Introduction
Introduction Statistics Contact Development Disclaimer Help
# taz.de -- ILO-Bericht zur sozialen Sicherung: Ausgegrenzt und arm
> Sozialer Schutz? Davon kann ein Gros der Weltbevölkerung nur träumen,
> sagt die Internationale Arbeitsorganisation. Die EU wird kritisiert.
Bild: In der EU sind 123 Millionen Menschen von Sozialabbau betroffen – Bett…
GENF dpa | Die Internationale Arbeitsorganisation ([1][ILO]) kritisiert den
immer weiter vorangehenden Abbau staatlicher Sozialleistungen in Ländern
der Europäischen Union (EU). „Zusammen mit anhaltender Arbeitslosigkeit,
niedrigen Löhnen und hohen Steuern haben diese Maßnahmen zu mehr Armut und
sozialer Ausgrenzung geführt“, kritisiert die UN-Sonderorganisation in
ihrem am Dienstag veröffentlichten „Weltbericht zur sozialen Sicherung
2014/2015“.
Darin beklagt die ILO auch, dass die Verwirklichung des grundlegenden
Menschenrechts auf soziale Sicherheit für den größten Teil der
Weltbevölkerung immer noch kaum mehr als ein Traum ist. In der EU seien von
Sozialabbau mittlerweile „123 Millionen Menschen betroffen, 24 Prozent der
Bevölkerung, viele von ihnen Kinder, Frauen, Ältere und Personen mit
Behinderungen“. Die ILO verweist darauf, dass mehrere europäische Gerichte
Sozialkürzungen als nicht verfassungsgemäß eingestuft hätten.
Kosten der Bewältigung der globalen Finanz- und Wirtschaftskrise hätten
viele Staaten „an die Bevölkerungen weitergegeben, die seit mehr als fünf
Jahren weniger Arbeitsplätze und niedrigere Einkommen verkraften müssen“.
Die Krise sei damit jedoch nur weiter verlängert worden, meinen die
ILO-Experten: „Niedrige Haushaltseinkommen haben geringeren inländischen
Konsum und weniger Nachfrage zur Folge, was die wirtschaftliche Erholung
verlangsamt.“
Zu kurzfristig angelegte Anpassungsreformen als Reaktion auf die Krise
hätten Errungenschaften des europäischen Sozialmodells untergraben, das
nach dem Zweiten Weltkrieg Armut verringerte und Wohlstand förderte.

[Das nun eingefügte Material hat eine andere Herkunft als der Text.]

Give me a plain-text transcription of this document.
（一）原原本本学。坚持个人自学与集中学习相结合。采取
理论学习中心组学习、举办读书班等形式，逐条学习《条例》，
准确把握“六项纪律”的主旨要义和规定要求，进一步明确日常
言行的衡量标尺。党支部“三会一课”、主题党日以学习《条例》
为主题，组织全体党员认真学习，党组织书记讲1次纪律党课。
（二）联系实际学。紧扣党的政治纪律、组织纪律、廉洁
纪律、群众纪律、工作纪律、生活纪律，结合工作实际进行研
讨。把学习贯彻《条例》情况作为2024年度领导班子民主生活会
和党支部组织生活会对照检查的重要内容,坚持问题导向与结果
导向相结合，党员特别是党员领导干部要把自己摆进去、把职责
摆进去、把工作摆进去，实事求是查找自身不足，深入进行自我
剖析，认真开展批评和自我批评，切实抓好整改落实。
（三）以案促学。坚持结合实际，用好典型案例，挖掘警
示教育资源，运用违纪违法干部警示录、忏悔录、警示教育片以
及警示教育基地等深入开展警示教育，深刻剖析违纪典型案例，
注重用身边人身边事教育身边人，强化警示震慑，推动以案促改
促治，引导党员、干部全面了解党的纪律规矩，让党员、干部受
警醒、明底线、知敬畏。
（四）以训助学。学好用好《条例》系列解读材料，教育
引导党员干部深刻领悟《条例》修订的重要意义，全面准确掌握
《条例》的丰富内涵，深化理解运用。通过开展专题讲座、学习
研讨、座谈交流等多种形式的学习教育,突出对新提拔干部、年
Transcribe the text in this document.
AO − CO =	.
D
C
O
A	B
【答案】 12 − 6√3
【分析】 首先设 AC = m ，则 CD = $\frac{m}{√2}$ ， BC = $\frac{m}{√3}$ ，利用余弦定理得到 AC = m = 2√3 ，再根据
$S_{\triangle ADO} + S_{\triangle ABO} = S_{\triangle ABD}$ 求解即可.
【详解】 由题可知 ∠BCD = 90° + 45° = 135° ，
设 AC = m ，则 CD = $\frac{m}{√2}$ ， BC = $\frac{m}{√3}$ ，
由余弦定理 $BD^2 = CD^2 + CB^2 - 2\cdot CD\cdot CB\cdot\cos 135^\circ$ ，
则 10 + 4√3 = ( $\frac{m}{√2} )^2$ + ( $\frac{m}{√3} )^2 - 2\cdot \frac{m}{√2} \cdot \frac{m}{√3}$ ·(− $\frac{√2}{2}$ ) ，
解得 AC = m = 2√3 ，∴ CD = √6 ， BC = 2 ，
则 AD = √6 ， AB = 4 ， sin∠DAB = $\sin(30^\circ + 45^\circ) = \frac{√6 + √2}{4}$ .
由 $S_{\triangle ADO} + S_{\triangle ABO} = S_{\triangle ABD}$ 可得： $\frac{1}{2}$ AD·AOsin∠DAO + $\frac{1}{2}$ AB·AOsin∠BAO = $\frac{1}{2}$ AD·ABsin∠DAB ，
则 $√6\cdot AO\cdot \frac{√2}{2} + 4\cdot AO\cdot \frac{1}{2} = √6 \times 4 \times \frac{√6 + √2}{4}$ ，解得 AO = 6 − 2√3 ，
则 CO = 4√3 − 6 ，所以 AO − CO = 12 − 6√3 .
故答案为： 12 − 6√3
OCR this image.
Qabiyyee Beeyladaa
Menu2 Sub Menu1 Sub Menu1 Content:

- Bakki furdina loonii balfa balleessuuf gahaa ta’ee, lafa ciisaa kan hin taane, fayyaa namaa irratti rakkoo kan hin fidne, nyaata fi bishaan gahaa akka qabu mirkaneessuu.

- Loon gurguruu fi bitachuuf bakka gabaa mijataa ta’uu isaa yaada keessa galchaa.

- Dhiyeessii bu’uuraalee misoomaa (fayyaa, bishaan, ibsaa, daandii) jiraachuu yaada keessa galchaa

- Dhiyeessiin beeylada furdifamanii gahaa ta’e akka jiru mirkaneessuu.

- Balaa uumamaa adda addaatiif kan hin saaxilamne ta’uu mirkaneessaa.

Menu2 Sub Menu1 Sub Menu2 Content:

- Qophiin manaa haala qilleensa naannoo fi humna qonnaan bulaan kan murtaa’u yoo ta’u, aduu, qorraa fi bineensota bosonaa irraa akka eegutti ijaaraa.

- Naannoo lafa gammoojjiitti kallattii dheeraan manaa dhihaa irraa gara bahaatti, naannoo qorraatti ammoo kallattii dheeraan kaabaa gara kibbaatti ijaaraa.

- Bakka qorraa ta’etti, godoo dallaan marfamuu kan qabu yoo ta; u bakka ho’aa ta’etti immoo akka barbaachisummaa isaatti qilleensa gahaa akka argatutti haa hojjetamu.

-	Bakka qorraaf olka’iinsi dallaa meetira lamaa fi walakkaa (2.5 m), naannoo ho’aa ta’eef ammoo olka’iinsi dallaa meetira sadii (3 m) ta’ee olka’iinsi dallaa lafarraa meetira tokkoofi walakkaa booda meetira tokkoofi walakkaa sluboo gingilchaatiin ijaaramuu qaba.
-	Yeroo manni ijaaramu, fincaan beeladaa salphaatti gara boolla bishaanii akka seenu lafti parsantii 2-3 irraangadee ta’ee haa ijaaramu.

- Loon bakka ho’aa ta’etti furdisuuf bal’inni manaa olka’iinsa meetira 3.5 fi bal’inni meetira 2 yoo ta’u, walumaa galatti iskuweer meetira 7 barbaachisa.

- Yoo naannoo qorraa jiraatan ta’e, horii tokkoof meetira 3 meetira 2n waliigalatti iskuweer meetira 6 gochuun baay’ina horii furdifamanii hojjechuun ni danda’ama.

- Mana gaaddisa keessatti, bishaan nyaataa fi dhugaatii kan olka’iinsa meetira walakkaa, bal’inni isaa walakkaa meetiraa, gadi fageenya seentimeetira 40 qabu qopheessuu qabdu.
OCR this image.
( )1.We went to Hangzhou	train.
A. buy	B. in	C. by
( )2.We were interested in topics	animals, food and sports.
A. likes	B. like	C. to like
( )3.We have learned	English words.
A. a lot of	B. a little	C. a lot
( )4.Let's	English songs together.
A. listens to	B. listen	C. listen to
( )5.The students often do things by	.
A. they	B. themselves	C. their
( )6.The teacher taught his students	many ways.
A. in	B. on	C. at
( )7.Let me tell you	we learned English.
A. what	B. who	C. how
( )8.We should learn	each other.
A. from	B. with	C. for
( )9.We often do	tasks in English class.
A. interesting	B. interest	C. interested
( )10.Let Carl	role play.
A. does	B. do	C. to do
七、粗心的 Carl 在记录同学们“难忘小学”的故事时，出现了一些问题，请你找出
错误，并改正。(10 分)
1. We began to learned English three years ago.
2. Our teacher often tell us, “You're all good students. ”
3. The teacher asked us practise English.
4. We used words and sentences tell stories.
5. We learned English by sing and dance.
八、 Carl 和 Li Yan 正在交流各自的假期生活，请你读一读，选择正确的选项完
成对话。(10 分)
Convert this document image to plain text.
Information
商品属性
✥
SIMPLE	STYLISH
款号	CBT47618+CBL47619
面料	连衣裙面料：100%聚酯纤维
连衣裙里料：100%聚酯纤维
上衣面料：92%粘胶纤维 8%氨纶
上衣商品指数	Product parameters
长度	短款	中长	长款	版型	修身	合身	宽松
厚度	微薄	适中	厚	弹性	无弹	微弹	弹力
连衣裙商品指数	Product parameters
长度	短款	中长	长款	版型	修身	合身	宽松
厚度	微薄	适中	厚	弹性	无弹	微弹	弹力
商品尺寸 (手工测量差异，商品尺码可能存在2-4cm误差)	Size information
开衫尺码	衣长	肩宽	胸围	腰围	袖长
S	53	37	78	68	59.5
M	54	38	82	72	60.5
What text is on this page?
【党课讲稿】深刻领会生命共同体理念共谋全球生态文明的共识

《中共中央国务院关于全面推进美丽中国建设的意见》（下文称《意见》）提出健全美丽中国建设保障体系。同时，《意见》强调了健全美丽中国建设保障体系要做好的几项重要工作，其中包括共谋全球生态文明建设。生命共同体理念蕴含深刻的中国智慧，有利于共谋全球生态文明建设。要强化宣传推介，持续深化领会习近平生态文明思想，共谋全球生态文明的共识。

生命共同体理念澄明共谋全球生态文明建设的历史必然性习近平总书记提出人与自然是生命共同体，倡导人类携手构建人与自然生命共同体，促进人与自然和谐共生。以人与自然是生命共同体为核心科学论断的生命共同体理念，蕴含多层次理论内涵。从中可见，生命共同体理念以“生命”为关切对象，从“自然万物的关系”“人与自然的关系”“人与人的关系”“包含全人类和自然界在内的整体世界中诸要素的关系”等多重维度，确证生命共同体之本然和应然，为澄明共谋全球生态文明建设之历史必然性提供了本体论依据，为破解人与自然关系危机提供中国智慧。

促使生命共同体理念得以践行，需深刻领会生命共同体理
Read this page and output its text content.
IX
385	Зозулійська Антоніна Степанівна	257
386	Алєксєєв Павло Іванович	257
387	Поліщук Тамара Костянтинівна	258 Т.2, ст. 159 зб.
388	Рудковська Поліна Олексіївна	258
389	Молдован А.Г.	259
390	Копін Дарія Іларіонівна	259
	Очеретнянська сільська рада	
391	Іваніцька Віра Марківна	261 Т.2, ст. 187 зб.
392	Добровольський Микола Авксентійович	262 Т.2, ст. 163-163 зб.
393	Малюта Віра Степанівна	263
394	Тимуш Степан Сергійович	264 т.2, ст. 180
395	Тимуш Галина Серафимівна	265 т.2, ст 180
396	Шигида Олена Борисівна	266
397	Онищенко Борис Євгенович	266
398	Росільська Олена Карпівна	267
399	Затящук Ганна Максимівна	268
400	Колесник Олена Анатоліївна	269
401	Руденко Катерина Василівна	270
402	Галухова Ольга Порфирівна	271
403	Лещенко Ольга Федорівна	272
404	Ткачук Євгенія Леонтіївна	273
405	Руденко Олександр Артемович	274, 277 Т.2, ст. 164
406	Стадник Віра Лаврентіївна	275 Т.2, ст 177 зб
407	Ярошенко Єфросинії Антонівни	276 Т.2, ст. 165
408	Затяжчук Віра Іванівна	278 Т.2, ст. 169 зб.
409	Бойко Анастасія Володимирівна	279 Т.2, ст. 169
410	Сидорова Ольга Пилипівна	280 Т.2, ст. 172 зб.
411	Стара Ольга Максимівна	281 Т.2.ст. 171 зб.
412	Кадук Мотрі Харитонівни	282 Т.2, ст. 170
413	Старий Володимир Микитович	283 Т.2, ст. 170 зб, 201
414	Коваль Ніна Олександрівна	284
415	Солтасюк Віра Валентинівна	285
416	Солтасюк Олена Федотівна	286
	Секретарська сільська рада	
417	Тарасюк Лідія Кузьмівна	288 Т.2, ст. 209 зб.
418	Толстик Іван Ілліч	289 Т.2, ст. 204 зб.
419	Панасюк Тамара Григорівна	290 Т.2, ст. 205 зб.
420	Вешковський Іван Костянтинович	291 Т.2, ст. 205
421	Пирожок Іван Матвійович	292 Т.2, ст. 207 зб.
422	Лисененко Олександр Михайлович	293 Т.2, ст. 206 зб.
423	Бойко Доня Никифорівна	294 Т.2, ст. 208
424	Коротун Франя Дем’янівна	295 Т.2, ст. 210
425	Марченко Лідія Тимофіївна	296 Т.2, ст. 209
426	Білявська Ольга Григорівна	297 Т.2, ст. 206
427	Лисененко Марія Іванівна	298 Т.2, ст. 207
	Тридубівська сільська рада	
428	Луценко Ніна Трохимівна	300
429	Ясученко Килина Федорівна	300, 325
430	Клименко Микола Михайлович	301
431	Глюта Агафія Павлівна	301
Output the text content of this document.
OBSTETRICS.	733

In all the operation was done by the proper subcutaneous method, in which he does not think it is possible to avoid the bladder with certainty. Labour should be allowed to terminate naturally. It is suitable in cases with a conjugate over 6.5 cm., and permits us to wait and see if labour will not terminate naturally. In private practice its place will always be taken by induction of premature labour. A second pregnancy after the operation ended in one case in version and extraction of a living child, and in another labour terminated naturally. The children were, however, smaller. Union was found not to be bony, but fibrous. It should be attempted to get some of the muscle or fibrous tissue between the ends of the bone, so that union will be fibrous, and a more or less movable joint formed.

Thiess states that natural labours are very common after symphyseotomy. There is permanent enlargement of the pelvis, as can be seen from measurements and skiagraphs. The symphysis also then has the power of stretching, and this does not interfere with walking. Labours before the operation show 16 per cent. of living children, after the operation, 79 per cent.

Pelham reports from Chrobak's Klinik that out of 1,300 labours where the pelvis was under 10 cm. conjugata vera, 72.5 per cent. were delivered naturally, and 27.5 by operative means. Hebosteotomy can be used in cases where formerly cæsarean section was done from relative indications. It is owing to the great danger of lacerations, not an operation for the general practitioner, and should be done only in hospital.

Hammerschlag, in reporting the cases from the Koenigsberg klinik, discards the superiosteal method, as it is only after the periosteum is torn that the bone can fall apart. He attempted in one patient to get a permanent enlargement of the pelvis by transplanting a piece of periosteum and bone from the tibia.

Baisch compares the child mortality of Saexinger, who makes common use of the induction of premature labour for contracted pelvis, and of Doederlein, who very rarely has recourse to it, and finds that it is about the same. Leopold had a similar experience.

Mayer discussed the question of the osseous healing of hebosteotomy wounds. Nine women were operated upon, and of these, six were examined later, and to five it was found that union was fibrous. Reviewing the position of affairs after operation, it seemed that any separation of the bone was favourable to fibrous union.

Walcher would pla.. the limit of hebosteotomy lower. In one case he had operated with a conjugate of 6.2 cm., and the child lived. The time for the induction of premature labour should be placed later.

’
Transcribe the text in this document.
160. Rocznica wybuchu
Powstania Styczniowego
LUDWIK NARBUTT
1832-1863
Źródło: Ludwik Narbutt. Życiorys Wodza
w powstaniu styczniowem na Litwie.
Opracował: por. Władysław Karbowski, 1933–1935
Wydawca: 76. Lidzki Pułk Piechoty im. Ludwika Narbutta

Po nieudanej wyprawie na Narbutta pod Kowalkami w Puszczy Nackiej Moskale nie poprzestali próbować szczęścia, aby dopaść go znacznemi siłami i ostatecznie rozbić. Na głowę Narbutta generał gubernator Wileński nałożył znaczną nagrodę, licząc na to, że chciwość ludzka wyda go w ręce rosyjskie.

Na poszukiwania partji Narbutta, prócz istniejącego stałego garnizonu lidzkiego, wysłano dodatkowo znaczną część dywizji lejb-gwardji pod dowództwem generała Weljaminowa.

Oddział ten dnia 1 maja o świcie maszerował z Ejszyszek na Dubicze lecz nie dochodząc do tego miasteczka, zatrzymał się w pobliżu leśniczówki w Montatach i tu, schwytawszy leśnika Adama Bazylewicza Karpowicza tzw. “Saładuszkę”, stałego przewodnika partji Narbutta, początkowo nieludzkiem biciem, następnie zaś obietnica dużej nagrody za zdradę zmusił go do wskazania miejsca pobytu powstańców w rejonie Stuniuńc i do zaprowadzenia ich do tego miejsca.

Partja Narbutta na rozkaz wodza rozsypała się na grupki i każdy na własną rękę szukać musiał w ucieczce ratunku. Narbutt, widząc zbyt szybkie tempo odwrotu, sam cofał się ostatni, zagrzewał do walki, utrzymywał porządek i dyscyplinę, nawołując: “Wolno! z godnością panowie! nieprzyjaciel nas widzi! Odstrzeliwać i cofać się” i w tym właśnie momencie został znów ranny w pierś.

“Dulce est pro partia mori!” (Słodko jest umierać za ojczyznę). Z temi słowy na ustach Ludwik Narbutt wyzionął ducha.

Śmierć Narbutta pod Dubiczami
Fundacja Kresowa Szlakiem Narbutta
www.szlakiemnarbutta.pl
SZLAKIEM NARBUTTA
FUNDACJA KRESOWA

Demgegenüber hätten einige Ländern mit mittlerem Einkommen den Weg der
Ausweitung ihrer sozialen Sicherungssysteme eingeschlagen und auf diese
Weise Wachstumsstrategien gestärkt, die sich auf Förderung der Nachfrage
stützen.
Als „Lehrstück in punkto Entwicklung“ lobt die ILO China. Das Land habe
inzwischen einen allgemeinen Deckungsgrad der Altersrenten fast erreicht
und die Löhne erhöht. Auch Brasilien habe als Krisenreaktion die soziale
Sicherung und den Mindestlohn ausgeweitet.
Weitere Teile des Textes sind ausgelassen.